Explaining that the 9th Circuit “clearly erred,” the Supreme Court reversed, in an unsigned three-page decision. Federal law allows federal courts to review a request for post-conviction relief only from someone who is “in custody pursuant to the judgment of a State court,” the justices explained. In 1989, the court ruled that an inmate seeking post-conviction relief is not “in custody” for a conviction once the sentence for that conviction has expired. The fact that Wright’s federal conviction rested on his state conviction did not mean that he was “in custody pursuant to the judgment of a State court.”

In November, the Supreme Court heard oral argument in a challenge by Catholic Social Services to its exclusion from Philadelphia’s foster-care system. Catholic Social Services argued that its religious beliefs bar it from certifying same-sex couples as potential foster parents; as a result, the city’s decision to stop working with Catholic Social Services violated the First Amendment. The court announced on Monday that it would not take up Texas v. California, which presented a different twist on a related issue: Does it violate the Constitution for California to ban state-funded travel to Texas because of a Texas law that protects foster-care and adoption agencies that refuse to work with same-sex couples?

The dispute arose when California’s attorney general placed Texas on a list of states for which state-funded travel is restricted under a California law that prohibits state agencies from authorizing travel to states that (among other things) allow discrimination based on sexual orientation, gender identity or gender expression.

Texas then came to the Supreme Court, seeking permission to file what is known as an original action: a lawsuit against California in the Supreme Court, without first going to a federal trial court or a federal court of appeals. The Constitution allows such lawsuits, although they are more likely to involve disputes over boundaries or water rights. Texas argued that the California travel ban is based on a hostility toward religion, and that it violates the Constitution (by, for example, discriminating against commerce in other states). The justices asked the federal government for its views last year, and in December the Trump administration recommended that the court take up the case.

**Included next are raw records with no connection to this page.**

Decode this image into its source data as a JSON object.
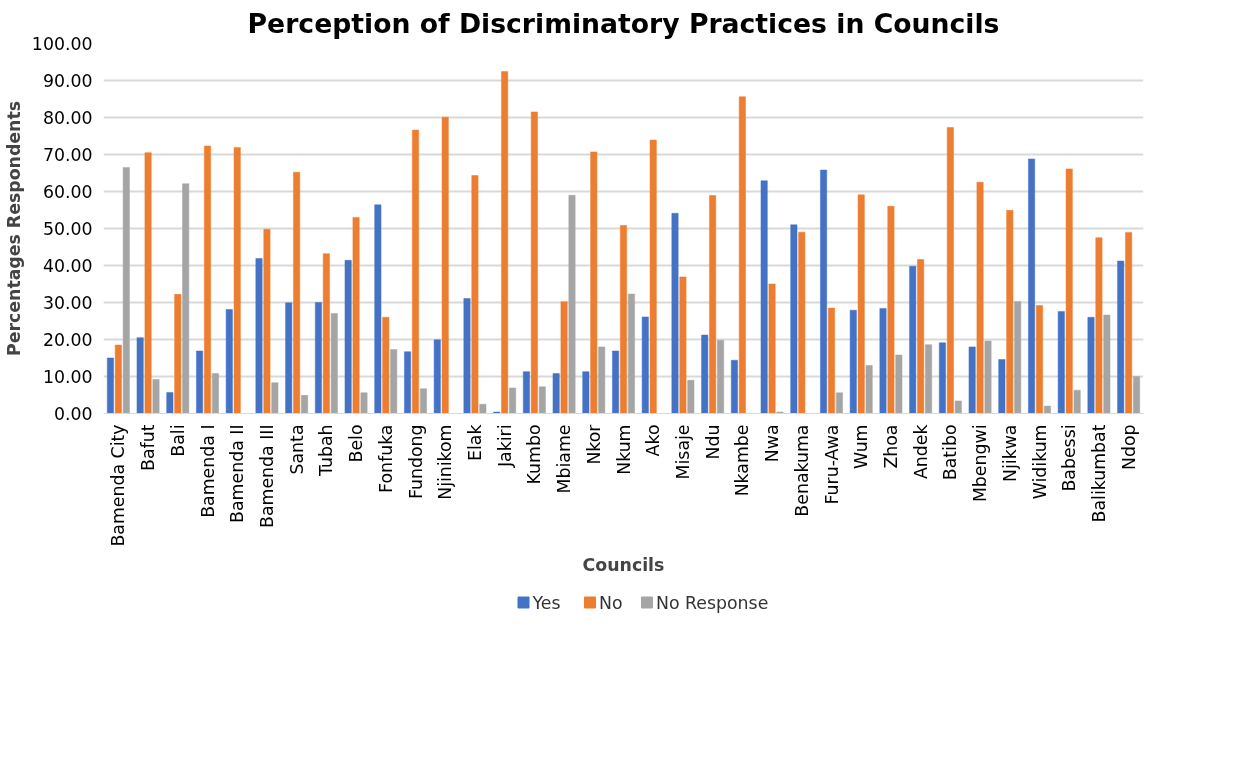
{
  "chart_data": {
    "type": "bar",
    "title": "Perception of Discriminatory Practices in Councils",
    "xlabel": "Councils",
    "ylabel": "Percentages Respondents",
    "categories": [
      "Bamenda City",
      "Bafut",
      "Bali",
      "Bamenda I",
      "Bamenda II",
      "Bamenda III",
      "Santa",
      "Tubah",
      "Belo",
      "Fonfuka",
      "Fundong",
      "Njinikom",
      "Elak",
      "Jakiri",
      "Kumbo",
      "Mbiame",
      "Nkor",
      "Nkum",
      "Ako",
      "Misaje",
      "Ndu",
      "Nkambe",
      "Nwa",
      "Benakuma",
      "Furu-Awa",
      "Wum",
      "Zhoa",
      "Andek",
      "Batibo",
      "Mbengwi",
      "Njikwa",
      "Widikum",
      "Babessi",
      "Balikumbat",
      "Ndop"
    ],
    "series": [
      {
        "name": "Yes",
        "color": "#4472c4",
        "values": [
          15.0,
          20.5,
          5.7,
          16.9,
          28.1,
          41.9,
          29.9,
          30.0,
          41.4,
          56.4,
          16.7,
          19.9,
          31.1,
          0.4,
          11.3,
          10.8,
          11.3,
          16.9,
          26.1,
          54.1,
          21.2,
          14.4,
          62.9,
          51.0,
          65.8,
          27.9,
          28.4,
          39.8,
          19.1,
          18.0,
          14.6,
          68.8,
          27.6,
          26.0,
          41.2
        ]
      },
      {
        "name": "No",
        "color": "#ed7d31",
        "values": [
          18.5,
          70.5,
          32.2,
          72.3,
          71.9,
          49.8,
          65.2,
          43.2,
          53.0,
          26.0,
          76.6,
          80.1,
          64.3,
          92.4,
          81.5,
          30.2,
          70.7,
          50.8,
          73.9,
          36.9,
          58.9,
          85.6,
          35.0,
          49.0,
          28.5,
          59.1,
          56.0,
          41.6,
          77.3,
          62.5,
          54.9,
          29.2,
          66.1,
          47.5,
          48.9
        ]
      },
      {
        "name": "No Response",
        "color": "#a5a5a5",
        "values": [
          66.5,
          9.2,
          62.1,
          10.8,
          0,
          8.3,
          4.9,
          27.0,
          5.6,
          17.3,
          6.7,
          0,
          2.5,
          6.9,
          7.2,
          59.0,
          18.0,
          32.3,
          0,
          9.0,
          19.8,
          0,
          0.4,
          0,
          5.6,
          13.0,
          15.8,
          18.6,
          3.4,
          19.6,
          30.3,
          2.0,
          6.3,
          26.6,
          10.0
        ]
      }
    ],
    "ylim": [
      0,
      100
    ],
    "yticks": [
      {
        "value": 0,
        "label": "0.00"
      },
      {
        "value": 10,
        "label": "10.00"
      },
      {
        "value": 20,
        "label": "20.00"
      },
      {
        "value": 30,
        "label": "30.00"
      },
      {
        "value": 40,
        "label": "40.00"
      },
      {
        "value": 50,
        "label": "50.00"
      },
      {
        "value": 60,
        "label": "60.00"
      },
      {
        "value": 70,
        "label": "70.00"
      },
      {
        "value": 80,
        "label": "80.00"
      },
      {
        "value": 90,
        "label": "90.00"
      },
      {
        "value": 100,
        "label": "100.00"
      }
    ],
    "grid": "y",
    "legend": "bottom"
  }
}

But after considering the case at 11 consecutive conferences, the justices turned down Texas’ request to file an original action. Justice Samuel Alito dissented from that decision, in a 10-page opinion that was joined by Justice Clarence Thomas. Alito focused primarily on the broader issue of the court’s decision not to allow a complaint to be filed in cases that fall within the court’s original jurisdiction. The Supreme Court, Alito noted, “adopted this practice without even providing a convincing justification.” And to the extent that the court has suggested that the justices “should hesitate to entertain suits between two States because they are of a ‘delicate and grave’ character,” Alito continued, that “seems exactly backwards”: “It is precisely because these disputes have a ‘delicate and grave’ character that they were placed exclusively in our hands.” Indeed, Alito observed, both Texas and California were briefly independent countries; if they had remained so, “it is entirely possible that their dispute would be the source of considerable international tension.”

Alito described Texas’ claims as “novel,” but stressed that he was not taking a position on whether Texas was correct. In his view, however, the court should have allowed Texas to file its complaint, or at the very least ordered briefing and held oral argument on whether it should have been allowed to do so.

The justices’ next conference is scheduled for Friday, April 30. We expect orders from that conference on Monday, May 3.